[Lamarck, the Founder of Evolution by Alpheus Spring Packard]@TWC D-Link bookLamarck, the Founder of Evolution CHAPTER V 1/19
LAST DAYS AND DEATH Lamarck's life was saddened and embittered by the loss of four wives, and the pangs of losing three of his children;[40] also by the rigid economy he had to practise and the unending poverty of his whole existence.
A very heavy blow to him and to science was the loss, at an advanced age, of his eyesight. It was, apparently, not a sudden attack of blindness, for we have hints that at times he had to call in Latreille and others to aid him in the study of the insects.
The continuous use of the magnifying lens and the microscope, probably, was the cause of enfeebled eyesight, resulting in complete loss of vision.

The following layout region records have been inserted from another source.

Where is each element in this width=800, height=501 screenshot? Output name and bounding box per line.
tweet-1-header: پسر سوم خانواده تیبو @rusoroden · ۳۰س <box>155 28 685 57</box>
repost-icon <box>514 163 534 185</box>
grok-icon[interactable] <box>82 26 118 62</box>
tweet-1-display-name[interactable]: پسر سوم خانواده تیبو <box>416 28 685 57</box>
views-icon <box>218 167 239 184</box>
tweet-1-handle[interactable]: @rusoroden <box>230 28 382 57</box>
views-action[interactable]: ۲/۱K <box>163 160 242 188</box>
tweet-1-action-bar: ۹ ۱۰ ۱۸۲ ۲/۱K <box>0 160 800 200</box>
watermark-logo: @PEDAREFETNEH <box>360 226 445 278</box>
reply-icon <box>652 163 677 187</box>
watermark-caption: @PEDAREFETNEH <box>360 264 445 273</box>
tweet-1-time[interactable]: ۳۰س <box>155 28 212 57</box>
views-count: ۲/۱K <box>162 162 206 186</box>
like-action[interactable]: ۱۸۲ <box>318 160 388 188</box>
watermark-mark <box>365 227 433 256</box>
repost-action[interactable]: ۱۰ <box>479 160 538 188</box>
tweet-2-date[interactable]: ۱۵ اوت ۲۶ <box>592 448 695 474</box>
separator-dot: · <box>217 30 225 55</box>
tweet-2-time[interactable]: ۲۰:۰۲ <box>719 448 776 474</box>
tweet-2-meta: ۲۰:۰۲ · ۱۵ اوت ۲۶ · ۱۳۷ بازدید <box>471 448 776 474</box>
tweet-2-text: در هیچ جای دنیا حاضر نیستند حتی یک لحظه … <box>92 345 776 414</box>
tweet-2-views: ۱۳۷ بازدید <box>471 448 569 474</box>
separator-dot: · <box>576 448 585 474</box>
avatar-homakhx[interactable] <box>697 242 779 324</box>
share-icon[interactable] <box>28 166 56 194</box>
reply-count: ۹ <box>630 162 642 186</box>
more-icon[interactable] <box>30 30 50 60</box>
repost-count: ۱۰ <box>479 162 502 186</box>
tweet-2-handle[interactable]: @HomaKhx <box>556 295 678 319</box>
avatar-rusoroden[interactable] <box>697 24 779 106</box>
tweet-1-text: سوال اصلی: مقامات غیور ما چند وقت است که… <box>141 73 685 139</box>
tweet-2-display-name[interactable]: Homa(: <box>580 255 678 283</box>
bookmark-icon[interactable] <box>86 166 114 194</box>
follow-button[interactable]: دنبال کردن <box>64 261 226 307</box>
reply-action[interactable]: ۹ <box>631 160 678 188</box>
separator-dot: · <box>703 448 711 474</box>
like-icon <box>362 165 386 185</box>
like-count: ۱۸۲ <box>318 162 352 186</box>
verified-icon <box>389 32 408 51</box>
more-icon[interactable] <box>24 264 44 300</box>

Duval[41] states that he passed the last ten years of his life in darkness; that his loss of sight gradually came on until he became completely blind. In the reports of the meetings of the Board of Professors there is but one reference to his blindness.
Previous to this we find that, at his last appearance at these sessions--_i.e._, April 19, 1825--since his condition did not permit him to give his course of lectures, he had asked M.Latreille to fill his place; but such was the latter's health, he proposed that M.Audouin, sub-librarian of the French Institute, should lecture in his stead, on the invertebrate animals.